Der Schock sitzt tief
Blankes Entsetzen herrscht am Tag danach. Der Amoklauf des 17-jährigen Tim K. im württembergischen Winnenden hat auch die Gymnasial-Schulleiter in Günzburg schockiert. Mit Prävention und vielen Gesprächen wollen die Pädagogen die tragischen Ereignisse in den nächsten Tagen aufarbeiten. Die Realschulleiter in der Region enthielten sich dagegen gestern jeglicher Stellungnahme.
"Mit größtem Entsetzen" hat Monika Welz, Leiterin des Maria-Ward-Gymnasiums in Günzburg, die Nachrichten aus Winnenden aufgenommen. "Auch wenn wir als Mädchenschule nicht so gefährdet sind", wie die Pädagogin gestern der Günzburger Zeitung mitteilte. Ebenfalls schockiert war Dr. Christoph Henzler, Direktor des Günzburger Dossenberger-Gymnasiums. Er sei sofort der eigenen Situation in Günzburg gedanklich nachgegangen: "Man denkt danach sofort an die eigene Schule - wo gibt es bei uns eventuell noch Lücken und Mängel?"
Beide Schulleiter meinten jedoch, dass in den vergangenen Jahren an den bayerischen Schulen bereits viel Positives in puncto Sicherheit geschehen sei. "Die Schulen bekamen nach dem Amoklauf von Erfurt vermehrt Psychologen zugeteilt und auch mit den Schülern wird nun anders gesprochen", berichtet Henzler. Prävention werde groß geschrieben in Günzburg. Der Lehrer, vor allem der Klassenleiter, sei eigentlich der wichtigste Ansprechpartner der Schüler, gerade auch in schwierigen Situationen. "Wenn wir Probleme erkennen, dann gehen wir auf die Schüler und auch auf die Eltern direkt zu; wir suchen das Gespräch", so Henzler weiter. Der Lehrer als mitfühlender und sensibler Partner seiner Schüler sei zunehmend gefragt.
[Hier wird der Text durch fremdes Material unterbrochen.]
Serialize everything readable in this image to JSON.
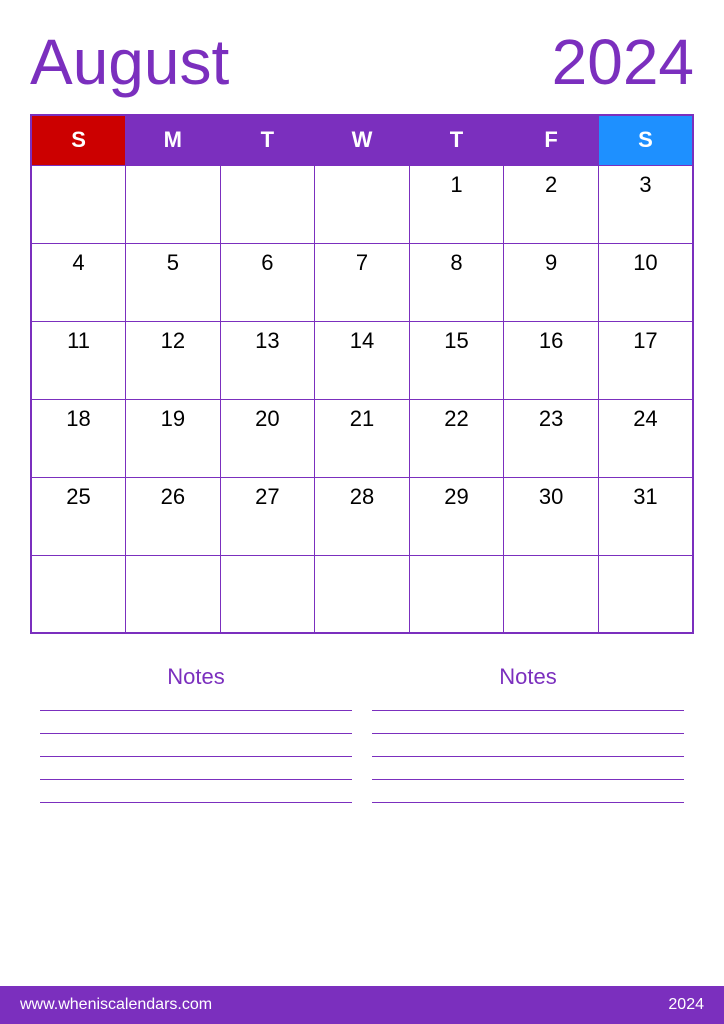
{
  "header": {
    "month": "August",
    "year": "2024"
  },
  "calendar": {
    "days_header": [
      {
        "label": "S",
        "type": "sunday"
      },
      {
        "label": "M",
        "type": "weekday"
      },
      {
        "label": "T",
        "type": "weekday"
      },
      {
        "label": "W",
        "type": "weekday"
      },
      {
        "label": "T",
        "type": "weekday"
      },
      {
        "label": "F",
        "type": "weekday"
      },
      {
        "label": "S",
        "type": "saturday"
      }
    ],
    "weeks": [
      [
        {
          "day": "",
          "type": "empty"
        },
        {
          "day": "",
          "type": "empty"
        },
        {
          "day": "",
          "type": "empty"
        },
        {
          "day": "",
          "type": "empty"
        },
        {
          "day": "1",
          "type": "normal"
        },
        {
          "day": "2",
          "type": "normal"
        },
        {
          "day": "3",
          "type": "saturday"
        }
      ],
      [
        {
          "day": "4",
          "type": "sunday"
        },
        {
          "day": "5",
          "type": "normal"
        },
        {
          "day": "6",
          "type": "normal"
        },
        {
          "day": "7",
          "type": "normal"
        },
        {
          "day": "8",
          "type": "normal"
        },
        {
          "day": "9",
          "type": "normal"
        },
        {
          "day": "10",
          "type": "saturday"
        }
      ],
      [
        {
          "day": "11",
          "type": "sunday"
        },
        {
          "day": "12",
          "type": "normal"
        },
        {
          "day": "13",
          "type": "normal"
        },
        {
          "day": "14",
          "type": "normal"
        },
        {
          "day": "15",
          "type": "normal"
        },
        {
          "day": "16",
          "type": "normal"
        },
        {
          "day": "17",
          "type": "saturday"
        }
      ],
      [
        {
          "day": "18",
          "type": "sunday"
        },
        {
          "day": "19",
          "type": "normal"
        },
        {
          "day": "20",
          "type": "normal"
        },
        {
          "day": "21",
          "type": "normal"
        },
        {
          "day": "22",
          "type": "normal"
        },
        {
          "day": "23",
          "type": "normal"
        },
        {
          "day": "24",
          "type": "saturday"
        }
      ],
      [
        {
          "day": "25",
          "type": "sunday"
        },
        {
          "day": "26",
          "type": "normal"
        },
        {
          "day": "27",
          "type": "normal"
        },
        {
          "day": "28",
          "type": "normal"
        },
        {
          "day": "29",
          "type": "normal"
        },
        {
          "day": "30",
          "type": "normal"
        },
        {
          "day": "31",
          "type": "saturday"
        }
      ],
      [
        {
          "day": "",
          "type": "empty"
        },
        {
          "day": "",
          "type": "empty"
        },
        {
          "day": "",
          "type": "empty"
        },
        {
          "day": "",
          "type": "empty"
        },
        {
          "day": "",
          "type": "empty"
        },
        {
          "day": "",
          "type": "empty"
        },
        {
          "day": "",
          "type": "empty"
        }
      ]
    ]
  },
  "notes": {
    "left_label": "Notes",
    "right_label": "Notes",
    "lines_count": 5
  },
  "footer": {
    "url": "www.wheniscalendars.com",
    "year": "2024"
  }
}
Dennoch: Schwierig sei es, gesellschaftlichen Umbrüchen entgegen zu steuern. Allein gelassene Kinder, hohe Trennungs- und Scheidungsraten - diese Phänomene haben laut Henzler in den letzten Jahren zugenommen und negative Auswirkungen auf einige Heranwachsende gehabt. "Wir vermitteln seit jeher Werte", meint dazu Schulleiterin Welz. Gerade in Zeiten drohender Orientierungslosigkeit bei Minderjährigen sei dies von enormer Bedeutung. Schüler dürften mit ihren Problemen keinesfalls alleine bleiben. Nur rein kurzfristige Maßnahmen wollen aber beide Schulleiter nicht ergreifen.
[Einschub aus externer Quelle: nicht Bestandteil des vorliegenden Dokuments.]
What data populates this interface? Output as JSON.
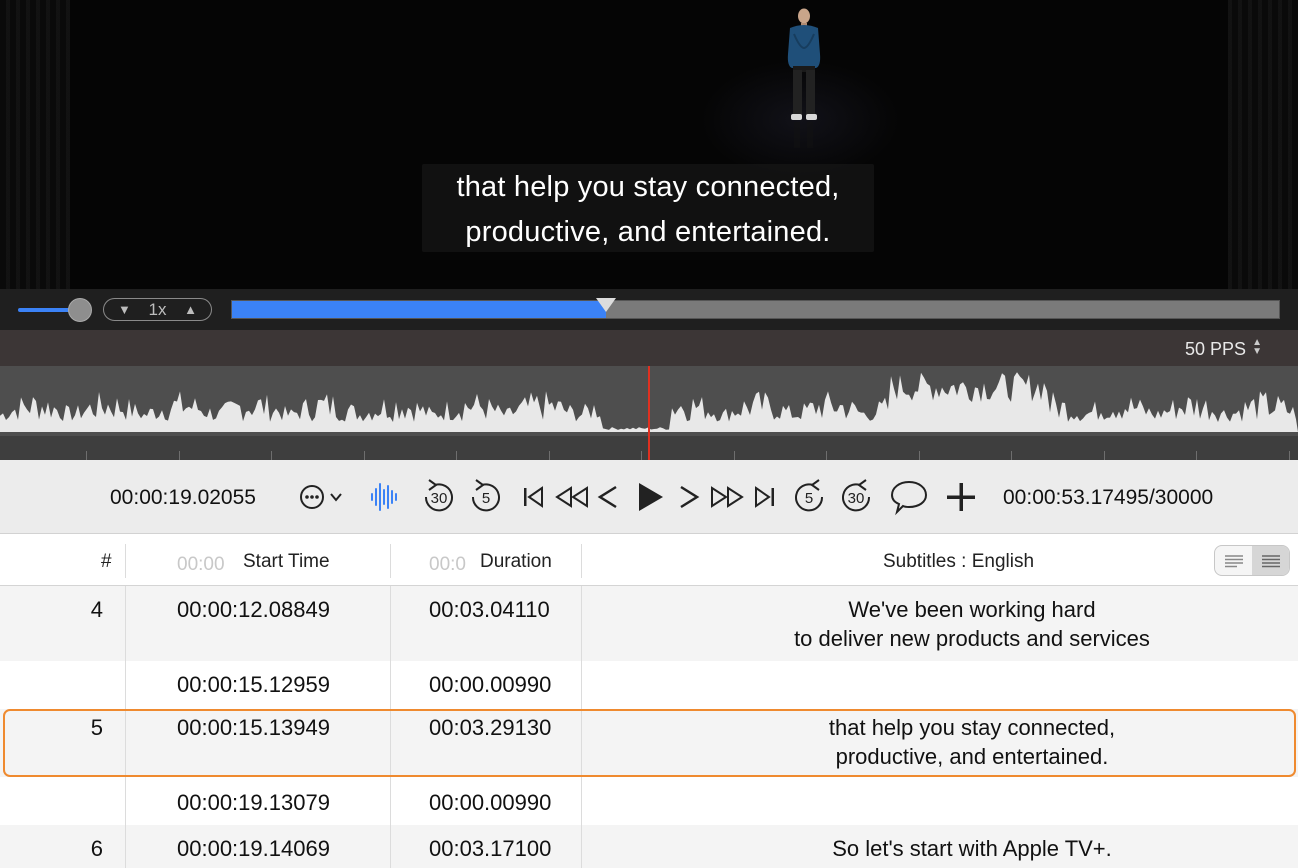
{
  "video": {
    "subtitle_line1": "that help you stay connected,",
    "subtitle_line2": "productive, and entertained."
  },
  "transport": {
    "speed_label": "1x",
    "progress_fraction": 0.357,
    "accent_color": "#3b82f6"
  },
  "waveform": {
    "pps_label": "50 PPS"
  },
  "toolbar": {
    "current_time": "00:00:19.02055",
    "total_time": "00:00:53.17495/30000",
    "icons": [
      "more-icon",
      "waveform-icon",
      "skip-back-30-icon",
      "skip-back-5-icon",
      "go-to-start-icon",
      "rewind-icon",
      "previous-frame-icon",
      "play-icon",
      "next-frame-icon",
      "fast-forward-icon",
      "go-to-end-icon",
      "skip-forward-5-icon",
      "skip-forward-30-icon",
      "comment-icon",
      "add-icon"
    ],
    "skip_30": "30",
    "skip_5": "5"
  },
  "table": {
    "headers": {
      "num": "#",
      "start": "Start Time",
      "duration": "Duration",
      "subtitles": "Subtitles : English",
      "start_ghost": "00:00",
      "duration_ghost": "00:0"
    },
    "rows": [
      {
        "num": "4",
        "start": "00:00:12.08849",
        "duration": "00:03.04110",
        "text1": "We've been working hard",
        "text2": "to deliver new products and services"
      },
      {
        "num": "",
        "start": "00:00:15.12959",
        "duration": "00:00.00990",
        "text1": "",
        "text2": ""
      },
      {
        "num": "5",
        "start": "00:00:15.13949",
        "duration": "00:03.29130",
        "text1": "that help you stay connected,",
        "text2": "productive, and entertained."
      },
      {
        "num": "",
        "start": "00:00:19.13079",
        "duration": "00:00.00990",
        "text1": "",
        "text2": ""
      },
      {
        "num": "6",
        "start": "00:00:19.14069",
        "duration": "00:03.17100",
        "text1": "So let's start with Apple TV+.",
        "text2": ""
      }
    ],
    "selected_color": "#ef8a2f"
  }
}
"Metalldetektoren wären eine Bankrotterklärung"
"Metalldetektoren wie in den USA wären im Schulbereich eine Bankrotterklärung", kommentiert Henzler die latent aufkommenden Forderungen nach mehr sichtbarer Sicherheit.
Trotz aller langfristiger Maßnahmen - Schulpsychologen, Elterngesprächen, engagierten Klassenleitern: "Eine hundertprozentige Sicherheit gibt es nicht", meint Monika Welz. Auch Henzler hält dies für "illusorisch", "es kann auch bei einem Spaziergang jederzeit jemand um die Ecke kommen und losschießen."
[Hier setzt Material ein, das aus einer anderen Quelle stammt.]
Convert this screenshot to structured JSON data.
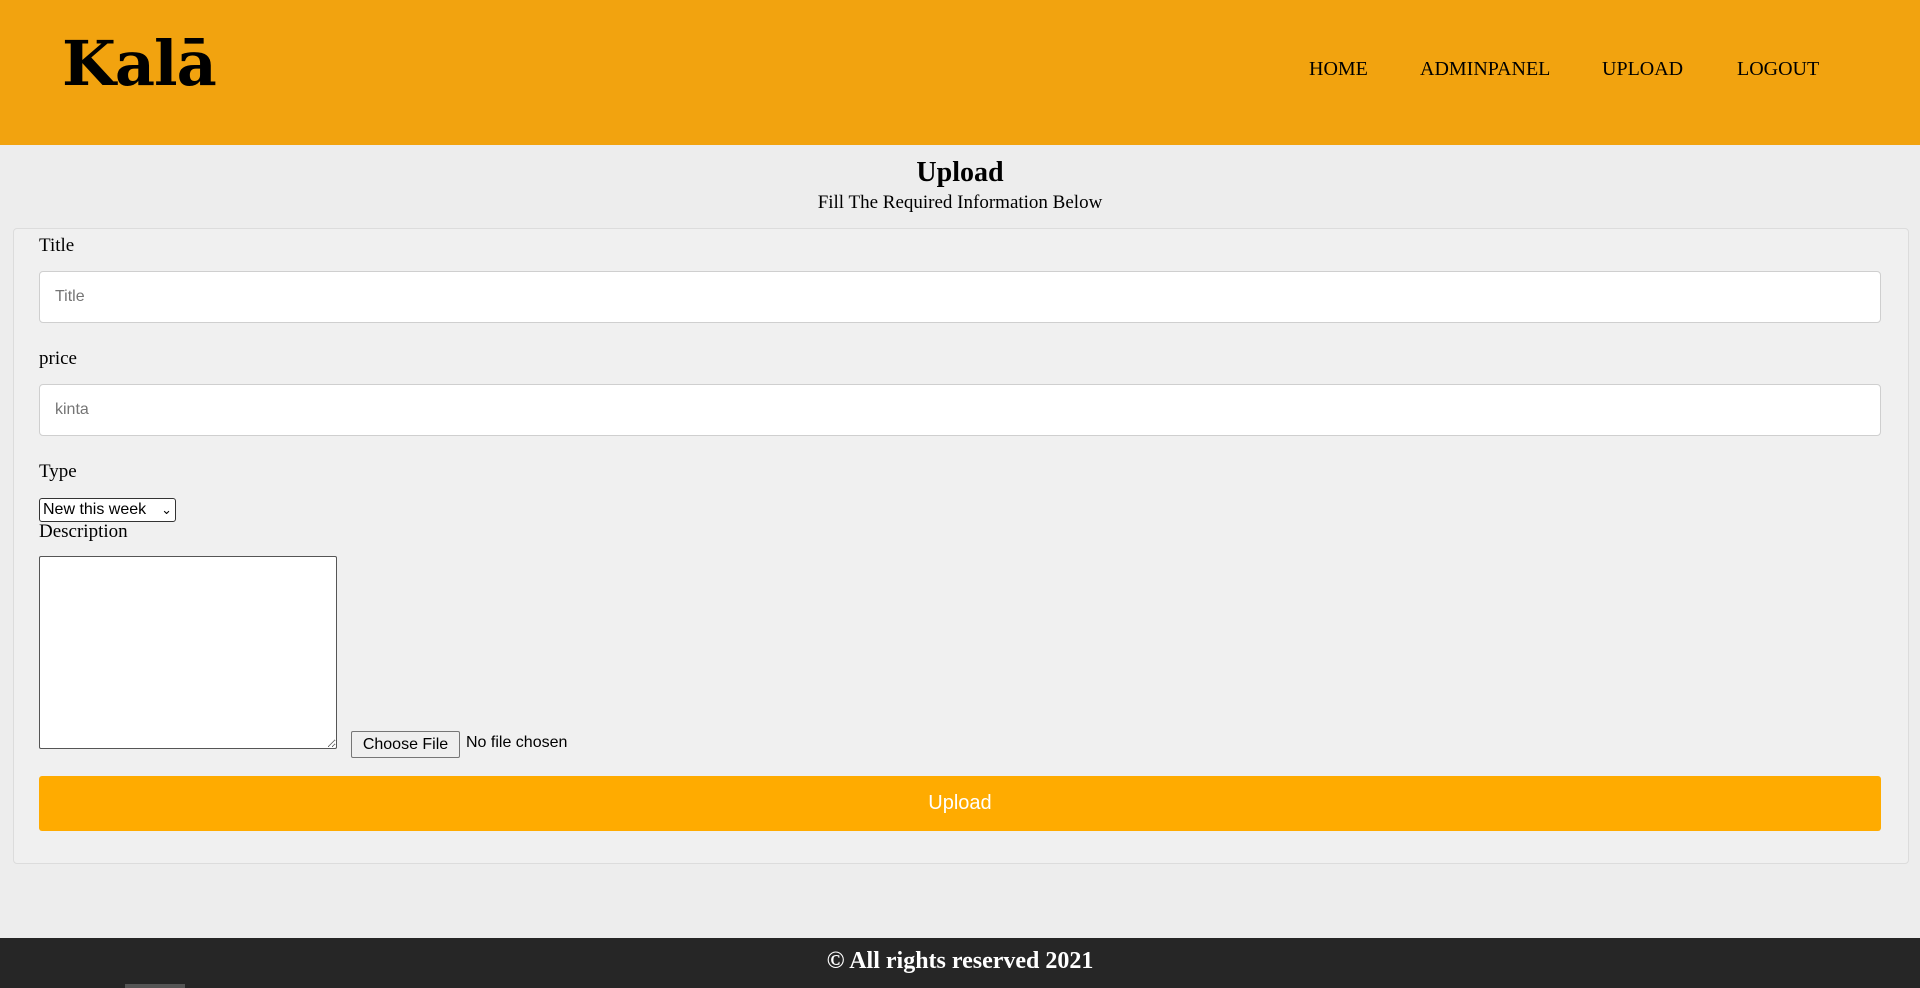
{
  "header": {
    "logo": "Kalā",
    "nav": [
      "HOME",
      "ADMINPANEL",
      "UPLOAD",
      "LOGOUT"
    ]
  },
  "page": {
    "title": "Upload",
    "subtitle": "Fill The Required Information Below"
  },
  "form": {
    "title_label": "Title",
    "title_placeholder": "Title",
    "price_label": "price",
    "price_placeholder": "kinta",
    "type_label": "Type",
    "type_selected": "New this week",
    "description_label": "Description",
    "file_button": "Choose File",
    "file_status": "No file chosen",
    "submit_label": "Upload"
  },
  "footer": {
    "text": "© All rights reserved 2021"
  },
  "colors": {
    "header_bg": "#f2a30f",
    "submit_bg": "#ffab00",
    "footer_bg": "#262626"
  }
}
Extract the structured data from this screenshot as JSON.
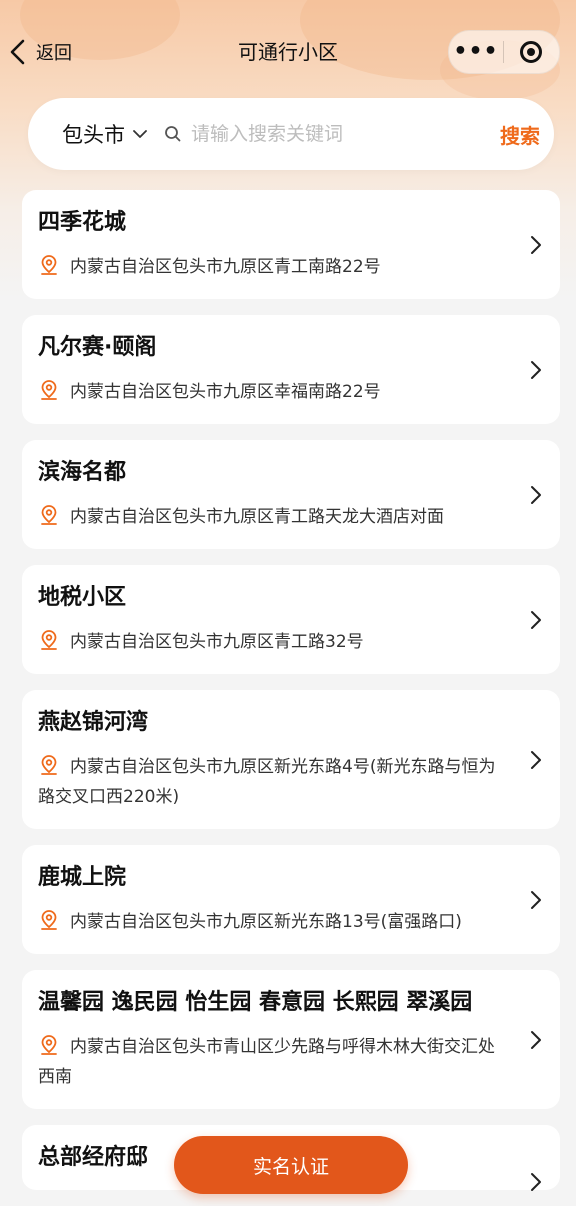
{
  "nav": {
    "back_label": "返回",
    "title": "可通行小区",
    "more_icon": "more-dots-icon",
    "close_icon": "target-close-icon"
  },
  "search": {
    "city": "包头市",
    "placeholder": "请输入搜索关键词",
    "value": "",
    "button_label": "搜索"
  },
  "colors": {
    "accent": "#ef6a1b",
    "button": "#e2571b"
  },
  "communities": [
    {
      "name": "四季花城",
      "address": "内蒙古自治区包头市九原区青工南路22号"
    },
    {
      "name": "凡尔赛·颐阁",
      "address": "内蒙古自治区包头市九原区幸福南路22号"
    },
    {
      "name": "滨海名都",
      "address": "内蒙古自治区包头市九原区青工路天龙大酒店对面"
    },
    {
      "name": "地税小区",
      "address": "内蒙古自治区包头市九原区青工路32号"
    },
    {
      "name": "燕赵锦河湾",
      "address": "内蒙古自治区包头市九原区新光东路4号(新光东路与恒为路交叉口西220米)"
    },
    {
      "name": "鹿城上院",
      "address": "内蒙古自治区包头市九原区新光东路13号(富强路口)"
    },
    {
      "name": "温馨园 逸民园 怡生园 春意园 长熙园 翠溪园",
      "address": "内蒙古自治区包头市青山区少先路与呼得木林大街交汇处西南"
    },
    {
      "name": "总部经府邸",
      "address": ""
    }
  ],
  "footer": {
    "button_label": "实名认证"
  }
}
Wichtiger sei daher das Ansetzen an den Wurzeln: Wie sieht es in den Elternhäusern aus? Wie geht es den Schülern wirklich und was sind ihre Probleme? Die Günzburger Schulleiter sind sich unterdessen einig: Gesamtgesellschaftlich, nicht nur schulisch, müsse hierbei noch Einiges getan werden.